Jon Leonard jleonard at divcom.slimy.com
Tue Nov 3 10:48:00 CET 1998


On Tue, Nov 03, 1998 at 08:25:53PM +1100, Thandor wrote:
> On Tue, Nov 03, 1998 at 12:20:57AM -0800, Jon Leonard wrote:
[much stuff trimmed]
 
> > 3) The code should be well documented, and where possible easy to understand.
> >    This is also for ease of making expirimental modifications.
> 
> Ah yes, glad that this is a key point. How do you plan on enforcing that it
> be well documented though? Human (or at least programmer :P ) nature seems
> to be only do documentation when there's some external force. ;)

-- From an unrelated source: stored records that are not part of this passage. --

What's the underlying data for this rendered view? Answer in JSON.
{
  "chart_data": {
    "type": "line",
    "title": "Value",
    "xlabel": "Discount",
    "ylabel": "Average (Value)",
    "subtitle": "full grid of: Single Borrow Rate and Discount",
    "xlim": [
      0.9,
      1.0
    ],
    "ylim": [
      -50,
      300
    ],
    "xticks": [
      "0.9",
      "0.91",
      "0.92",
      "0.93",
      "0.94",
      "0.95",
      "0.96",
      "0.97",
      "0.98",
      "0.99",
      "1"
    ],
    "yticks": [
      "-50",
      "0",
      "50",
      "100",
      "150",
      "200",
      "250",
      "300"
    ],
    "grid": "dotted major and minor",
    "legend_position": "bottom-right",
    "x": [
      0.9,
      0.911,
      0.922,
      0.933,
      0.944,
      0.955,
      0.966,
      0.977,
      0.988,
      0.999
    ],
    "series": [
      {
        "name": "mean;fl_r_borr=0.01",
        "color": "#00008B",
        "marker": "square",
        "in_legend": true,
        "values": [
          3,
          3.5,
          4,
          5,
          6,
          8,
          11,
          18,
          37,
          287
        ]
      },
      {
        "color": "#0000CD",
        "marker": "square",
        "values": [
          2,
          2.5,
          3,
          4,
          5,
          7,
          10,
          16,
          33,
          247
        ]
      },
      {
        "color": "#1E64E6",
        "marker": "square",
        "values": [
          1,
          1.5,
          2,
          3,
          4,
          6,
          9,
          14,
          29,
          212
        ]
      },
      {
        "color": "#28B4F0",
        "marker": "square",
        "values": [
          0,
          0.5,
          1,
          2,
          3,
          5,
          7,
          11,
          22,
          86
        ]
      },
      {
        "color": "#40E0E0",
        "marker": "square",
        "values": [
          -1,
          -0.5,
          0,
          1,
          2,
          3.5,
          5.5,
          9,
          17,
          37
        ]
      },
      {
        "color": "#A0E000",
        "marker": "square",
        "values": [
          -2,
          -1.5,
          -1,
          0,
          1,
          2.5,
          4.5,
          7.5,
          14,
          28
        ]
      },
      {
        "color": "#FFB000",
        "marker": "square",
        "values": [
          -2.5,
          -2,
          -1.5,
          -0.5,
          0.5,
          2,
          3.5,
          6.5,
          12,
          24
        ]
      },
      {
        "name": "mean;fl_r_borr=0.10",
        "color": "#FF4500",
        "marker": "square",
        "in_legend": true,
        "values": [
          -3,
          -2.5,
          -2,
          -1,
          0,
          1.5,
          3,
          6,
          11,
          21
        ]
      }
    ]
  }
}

A good place to start is that any time we get asked a question about how
something works, the answer should get copied into the source or
documentation.

Mostly I'm just asking contributors to think about documentation and clarity
when they write stuff, and to point out when things aren't sufficiently
clear.

> > General DevMUD structure:
> > 
> > There should be a generic bootstrap loader, whose responsibility is to
> > provide module loading facilties and little else.  It is responsible
> > for loading a more specialized config module, which has responsibility
> > for loading and configuring the rest of the modules in the system.  A
> > typical config module will probably qickly delegate control to a script
> > in an in-mud language.
> 
> If the bootstrap module is always going to be loading a config module no
> matter what, is there really any point in them being seperate modules? Even
> if you want the possibility of different config modules, why not make the
> bootstrap code a library which can be linked into any config module someone
> decides to build? I just see no reason in having a seperate module that we
> know is going to be loaded anyway.

The distinction I'd draw is that the bootstrap is the portion we do not
expect to change between MUDs, and that the config module is the portion
we do expect to change.

They're in different modules partly because we can separate them without
undue cost.  That makes it easier to look at one module or the other and
figure out what it's doing.

The other reason to separate them is to make reconfiguration easier.
What should someone do to configure a different collection of modules?  Edit
the config module.  Everything that needs to be changed should be there, and
little else.

> > I envision at least two demo MUDs:
> 
> Since both demo muds are non graphical, may I suggest that a graphical demo
> mud might be a good idea at some stage?

There are lots of good demo MUDs I didn't list.  The two I mentioned don't
look like they'd be graphical, distributed, persistent, or any number of
other cool things.  We just need a place to start.